The eigenstates of the annihilation operator are the coherent states (Glauber states in quantum optics):

https://en.wikipedia.org/wiki/Coherent_state

See also the more general related case of squeezed states:

https://en.wikipedia.org/wiki/Squeezed_coherent_state

These resources have also been a really good addition to the picture I'm trying to paint in my head!

Thank you both for the really helpful responses!

 

[PeroK]

Then, this does mean that both kernels can be deduced based on the very physical properties of the system. As in, the zero-kernel of the raising operator, and the non-zero kernel of the lowering operator are necessary conditions for the hamiltonian to represent a "real" physical system (quotes on "real" because I'm unsure if I'm not misusing the word.)

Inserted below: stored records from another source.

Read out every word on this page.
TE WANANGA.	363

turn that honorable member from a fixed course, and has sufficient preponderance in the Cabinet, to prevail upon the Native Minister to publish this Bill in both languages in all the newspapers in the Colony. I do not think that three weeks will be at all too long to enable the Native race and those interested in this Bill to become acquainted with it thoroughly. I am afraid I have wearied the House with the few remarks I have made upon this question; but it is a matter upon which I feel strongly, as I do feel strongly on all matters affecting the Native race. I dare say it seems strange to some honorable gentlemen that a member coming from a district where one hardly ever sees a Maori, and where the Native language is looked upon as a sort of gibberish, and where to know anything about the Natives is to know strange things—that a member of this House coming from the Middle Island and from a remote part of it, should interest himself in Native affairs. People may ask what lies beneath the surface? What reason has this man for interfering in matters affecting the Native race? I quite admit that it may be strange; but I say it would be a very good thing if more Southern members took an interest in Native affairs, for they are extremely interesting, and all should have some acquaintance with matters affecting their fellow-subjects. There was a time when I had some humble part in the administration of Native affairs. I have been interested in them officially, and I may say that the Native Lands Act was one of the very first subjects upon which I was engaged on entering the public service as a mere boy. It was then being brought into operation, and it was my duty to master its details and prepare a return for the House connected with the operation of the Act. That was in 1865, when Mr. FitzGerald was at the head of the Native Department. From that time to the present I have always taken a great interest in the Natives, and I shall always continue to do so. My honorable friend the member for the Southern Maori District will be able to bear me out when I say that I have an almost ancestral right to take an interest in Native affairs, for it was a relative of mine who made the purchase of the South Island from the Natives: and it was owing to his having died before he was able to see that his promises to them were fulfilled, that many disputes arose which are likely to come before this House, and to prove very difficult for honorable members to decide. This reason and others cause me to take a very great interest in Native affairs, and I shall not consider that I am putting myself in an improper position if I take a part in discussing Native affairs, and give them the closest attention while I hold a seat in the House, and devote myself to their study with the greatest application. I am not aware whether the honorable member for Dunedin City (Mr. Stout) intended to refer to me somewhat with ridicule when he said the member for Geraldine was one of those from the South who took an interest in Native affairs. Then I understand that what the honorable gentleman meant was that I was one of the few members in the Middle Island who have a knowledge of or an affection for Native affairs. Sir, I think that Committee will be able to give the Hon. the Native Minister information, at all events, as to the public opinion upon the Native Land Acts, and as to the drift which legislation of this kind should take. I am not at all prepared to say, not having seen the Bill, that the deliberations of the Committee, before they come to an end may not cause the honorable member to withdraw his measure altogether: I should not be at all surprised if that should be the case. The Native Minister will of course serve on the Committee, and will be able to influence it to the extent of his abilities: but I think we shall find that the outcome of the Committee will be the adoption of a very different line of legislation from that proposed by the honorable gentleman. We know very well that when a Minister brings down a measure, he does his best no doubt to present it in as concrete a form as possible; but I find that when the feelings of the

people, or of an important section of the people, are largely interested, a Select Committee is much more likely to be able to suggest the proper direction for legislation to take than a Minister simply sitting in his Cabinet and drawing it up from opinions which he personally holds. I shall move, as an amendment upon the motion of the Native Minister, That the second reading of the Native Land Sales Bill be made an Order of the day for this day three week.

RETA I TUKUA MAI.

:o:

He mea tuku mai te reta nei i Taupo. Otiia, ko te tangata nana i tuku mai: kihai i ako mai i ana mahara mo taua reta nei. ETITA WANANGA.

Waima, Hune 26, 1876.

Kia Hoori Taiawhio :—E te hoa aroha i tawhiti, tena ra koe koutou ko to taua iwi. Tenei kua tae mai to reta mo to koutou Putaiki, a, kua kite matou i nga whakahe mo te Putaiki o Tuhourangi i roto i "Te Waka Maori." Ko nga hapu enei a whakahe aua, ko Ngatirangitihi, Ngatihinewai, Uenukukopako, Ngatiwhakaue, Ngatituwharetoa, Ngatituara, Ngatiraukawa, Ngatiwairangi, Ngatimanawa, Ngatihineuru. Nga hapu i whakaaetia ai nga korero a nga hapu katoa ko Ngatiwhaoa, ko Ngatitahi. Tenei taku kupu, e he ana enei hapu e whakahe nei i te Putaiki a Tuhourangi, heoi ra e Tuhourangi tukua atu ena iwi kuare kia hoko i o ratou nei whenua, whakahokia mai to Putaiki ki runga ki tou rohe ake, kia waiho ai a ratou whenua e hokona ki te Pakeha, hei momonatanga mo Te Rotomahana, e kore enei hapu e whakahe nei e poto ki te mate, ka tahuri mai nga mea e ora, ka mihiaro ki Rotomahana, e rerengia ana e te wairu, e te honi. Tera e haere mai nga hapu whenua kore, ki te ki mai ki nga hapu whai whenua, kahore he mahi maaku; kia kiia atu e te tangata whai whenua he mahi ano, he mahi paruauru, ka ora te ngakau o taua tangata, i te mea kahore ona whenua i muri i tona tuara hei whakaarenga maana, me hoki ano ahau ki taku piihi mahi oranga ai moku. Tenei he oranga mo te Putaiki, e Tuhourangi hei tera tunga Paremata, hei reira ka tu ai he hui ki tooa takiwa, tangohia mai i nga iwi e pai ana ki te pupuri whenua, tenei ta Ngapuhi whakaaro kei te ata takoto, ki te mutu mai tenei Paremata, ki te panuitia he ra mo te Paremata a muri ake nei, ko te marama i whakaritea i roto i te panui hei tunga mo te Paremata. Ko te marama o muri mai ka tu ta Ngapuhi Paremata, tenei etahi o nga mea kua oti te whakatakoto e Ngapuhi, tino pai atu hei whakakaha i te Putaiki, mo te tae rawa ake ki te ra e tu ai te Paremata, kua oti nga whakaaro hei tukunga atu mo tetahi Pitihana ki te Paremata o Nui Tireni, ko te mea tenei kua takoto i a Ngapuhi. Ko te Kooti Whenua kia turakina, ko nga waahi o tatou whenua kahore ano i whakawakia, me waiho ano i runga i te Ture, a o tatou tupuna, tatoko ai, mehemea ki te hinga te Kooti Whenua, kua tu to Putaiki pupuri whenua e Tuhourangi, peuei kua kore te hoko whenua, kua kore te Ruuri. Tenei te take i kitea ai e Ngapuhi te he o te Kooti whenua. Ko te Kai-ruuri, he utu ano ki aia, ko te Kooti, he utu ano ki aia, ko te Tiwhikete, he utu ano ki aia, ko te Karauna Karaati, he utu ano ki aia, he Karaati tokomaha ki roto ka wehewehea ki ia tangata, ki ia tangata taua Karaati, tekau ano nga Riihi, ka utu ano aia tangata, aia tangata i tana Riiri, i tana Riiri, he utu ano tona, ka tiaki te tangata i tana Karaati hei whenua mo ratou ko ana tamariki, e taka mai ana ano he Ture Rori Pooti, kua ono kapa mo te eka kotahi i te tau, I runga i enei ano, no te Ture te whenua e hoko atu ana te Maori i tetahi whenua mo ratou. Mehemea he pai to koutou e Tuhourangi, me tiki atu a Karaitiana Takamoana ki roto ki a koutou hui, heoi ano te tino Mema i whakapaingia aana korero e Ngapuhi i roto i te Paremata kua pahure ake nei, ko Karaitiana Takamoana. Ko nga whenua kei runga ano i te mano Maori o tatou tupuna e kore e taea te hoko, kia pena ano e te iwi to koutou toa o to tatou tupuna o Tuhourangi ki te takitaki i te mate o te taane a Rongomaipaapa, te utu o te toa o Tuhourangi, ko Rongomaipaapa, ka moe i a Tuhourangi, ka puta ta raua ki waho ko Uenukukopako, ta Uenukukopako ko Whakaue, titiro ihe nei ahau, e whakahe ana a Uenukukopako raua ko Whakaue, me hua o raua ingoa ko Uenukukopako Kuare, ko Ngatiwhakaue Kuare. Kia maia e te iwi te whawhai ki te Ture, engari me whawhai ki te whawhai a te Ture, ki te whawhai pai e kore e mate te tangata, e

Yes. There are two extraordinary examples in QM of the power of linear algebra/functional analysis: the algebraic development of the Quantum Harmonic Oscillator; and, the algebraic theory of Quantum Angular Momentum. In both cases a minimal set of physical assumptions leads to a full algebraic development of the theory. You might say that the same is true of the QM mathematical formalism in general.

 

[PeterDonis]

Eventually, unless we hit the zero state, we get negative energies. This implies that there must be some state(the ground state $|0 \rangle$) that is in the kernel of $\hat a^{\dagger}$: $$\hat a^{\dagger}|0\rangle = 0$$

I think you mean $a$ here (the annihilation/lowering operator), not $a^\dagger$ (the creation/ raising operator).

 

[PeroK]

I think you mean $a$ here (the annihilation/lowering operator), not $a^\dagger$ (the creation/ raising operator).

Yes, thanks, I forgot to take the daggers off.

 

[vanhees71]

Yes. There are two extraordinary examples in QM of the power of linear algebra/functional analysis: the algebraic development of the Quantum Harmonic Oscillator; and, the algebraic theory of Quantum Angular Momentum. In both cases a minimal set of physical assumptions leads to a full algebraic development of the theory. You might say that the same is true of the QM mathematical formalism in general.

The same is true for the hydrogen atom (the usual non-relativistic theory without fine structure). Thanks to the dynamical symmetry with the Runge-Lenz vector as an additional conserved quantity you can get the energy eigenvalue problem (i.e., the usual simultaneous diagonalization of $\hat{H}$, $\hat{\vec{L}}^2$, and $\hat{L}_3$) by using the representation theory for the groups O(4) (for $E<0$), which can be reduced to the usual angular-momentum representations, ISO(3) (for $E=0$), which is known from the free particle, and $\text{SO}(1,3)^{\text{\uparrow}}$, which can also reduced to the angular-momentum representations. That's in fact the way, how Pauli solved the hydrogen problem for the first time within the matrix-mechanics formulation by Born, Jordan, and Heisenberg (before Schrödinger solved it within his wave-mechanics formalism, which was a great relief for most of the physicists at the time, because the algebraic methods were much less known than the formalism to solve partial differential equations).